Rompimos las ventanas y yo, apenas ya sin fuerzas, salté primero. La caída fue brutal, pero sobreviví… si podemos llamar vivir a lo que ha venido después. Ella jamás saltó desde aquella ventana.
Desperté en una cama de hospital que nunca debió ser mía. Mi cuerpo tardó en reponerse. Lo del alma no tiene arreglo. Es imposible entender por qué, de los dos, me tocó a mí permanecer, saltar, continuar con este amago de vida-después-de-aquel-día. Es complicado asumir la fortuna (o no) de poder tener este testimonio, la valentía (o no) que tuve para lanzarme por aquella ventana. Salté primero para mostrarle el camino, para hacerle ver que era la única salida, para convencerle de que era posible escapar. La puerta del salón estaba bloqueada y sólo quedaba una forma de huir del fuego que ya devoraba la mitad de nuestra casa. Ella, en shock, emitía pequeños gemidos, aterrorizada. Yo le mostré el vacío a través de la ventana. “Solo es un piso, podemos hacerlo”. Pero ella negaba con la cabeza.
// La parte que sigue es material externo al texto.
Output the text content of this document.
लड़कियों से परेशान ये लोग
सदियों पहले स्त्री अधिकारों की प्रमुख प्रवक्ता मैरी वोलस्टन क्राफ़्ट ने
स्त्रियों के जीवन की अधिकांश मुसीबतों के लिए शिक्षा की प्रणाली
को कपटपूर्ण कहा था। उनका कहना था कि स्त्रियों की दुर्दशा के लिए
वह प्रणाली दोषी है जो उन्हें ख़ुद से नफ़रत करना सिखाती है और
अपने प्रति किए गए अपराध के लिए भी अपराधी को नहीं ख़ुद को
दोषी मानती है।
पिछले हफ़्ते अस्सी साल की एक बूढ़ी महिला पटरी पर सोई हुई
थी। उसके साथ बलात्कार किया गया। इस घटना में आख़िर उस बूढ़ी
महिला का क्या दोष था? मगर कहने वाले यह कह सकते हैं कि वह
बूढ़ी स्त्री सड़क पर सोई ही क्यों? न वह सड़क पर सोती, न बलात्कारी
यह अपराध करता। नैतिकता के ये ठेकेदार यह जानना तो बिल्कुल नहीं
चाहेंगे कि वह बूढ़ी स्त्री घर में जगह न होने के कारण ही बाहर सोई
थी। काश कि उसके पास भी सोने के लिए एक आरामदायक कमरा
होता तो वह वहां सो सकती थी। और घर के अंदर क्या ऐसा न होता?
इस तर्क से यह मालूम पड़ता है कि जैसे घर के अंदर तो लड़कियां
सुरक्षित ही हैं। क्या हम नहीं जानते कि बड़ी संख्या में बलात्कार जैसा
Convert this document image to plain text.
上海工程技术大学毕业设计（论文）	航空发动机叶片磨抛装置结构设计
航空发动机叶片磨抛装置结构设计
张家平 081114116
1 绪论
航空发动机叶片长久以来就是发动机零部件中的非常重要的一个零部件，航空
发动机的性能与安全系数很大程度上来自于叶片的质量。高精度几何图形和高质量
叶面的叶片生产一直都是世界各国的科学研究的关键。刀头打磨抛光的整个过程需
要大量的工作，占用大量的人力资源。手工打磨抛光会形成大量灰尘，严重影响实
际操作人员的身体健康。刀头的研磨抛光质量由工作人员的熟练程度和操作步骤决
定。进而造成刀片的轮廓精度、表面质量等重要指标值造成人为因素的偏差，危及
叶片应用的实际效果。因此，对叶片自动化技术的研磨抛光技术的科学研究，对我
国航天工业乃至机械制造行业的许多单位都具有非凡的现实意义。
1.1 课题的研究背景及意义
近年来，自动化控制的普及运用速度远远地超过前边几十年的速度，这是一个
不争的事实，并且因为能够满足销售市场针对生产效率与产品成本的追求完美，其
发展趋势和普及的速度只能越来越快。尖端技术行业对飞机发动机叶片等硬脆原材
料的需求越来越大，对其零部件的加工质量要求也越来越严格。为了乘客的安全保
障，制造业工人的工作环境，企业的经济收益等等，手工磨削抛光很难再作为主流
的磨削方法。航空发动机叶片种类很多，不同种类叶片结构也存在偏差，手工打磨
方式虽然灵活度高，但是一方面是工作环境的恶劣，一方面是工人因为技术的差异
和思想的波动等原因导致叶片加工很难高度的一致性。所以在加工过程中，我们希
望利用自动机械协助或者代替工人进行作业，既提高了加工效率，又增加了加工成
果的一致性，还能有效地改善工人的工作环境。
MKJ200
Hoy, cinco años después, compruebo sobre el terreno que no solo ella murió allí. También una parte de mí, ese “nosotros” que habíamos construido durante seis años y medio, el proyecto de lo que queríamos hacer, aquella casa que, poco a poco, habíamos convertido en hogar… No queda nada. Hoy todo lo “nuestro” son cenizas. Los muros que dividían las habitaciones son meros escombros derruidos por el suelo, no hay rastro de muebles ni de nada que pueda hacer creer que en algún momento aquel lugar encerró vidas. Las ventanas, que un día nos ofrecieron la salvación, hoy son vanos con vistas a ninguna parte y a las que nadie se asoma. El salón de lo que fue nuestra casa es actualmente la morada de un graffiti.
- Mira papá, una patinadora con látigo. –Me ha dicho mi hijo cuando hemos paseado por la casa abandonada.
- Es una patinadomadora. -He improvisado y se ha reído.
- Es una patinadomadora. -He improvisado y se ha reído.
Esa risa, que siempre agradeceré que aquella noche estuviera en casa de sus abuelos, es lo único que ha hecho que merezca la pena esta supervivencia a lo largo de estos cinco años. Él es mi clavo ardiendo en el corazón, al que me agarré después de caer de aquella ventana.
- Y la patinadomadora ¿puede ser mamá?
Entonces, un nudo en la garganta y una sonrisa que esconde un sufrimiento de noches que siempre acaban ardiendo. Finalmente asiento.
- Claro que sí. Puede ser quien tú quieras.
- Entonces es mamá.
Y a sus cinco años, el muy canalla, me ha hecho prometer que cada sábado a mediodía volveremos a este mismo lugar, a visitar a mamá, a contarle cómo nos va sin ella y a verle patinar, sobre su monopatín y con su bikini rojo, mientras intenta domar el lugar hostil en el que ha quedado atrapada para siempre.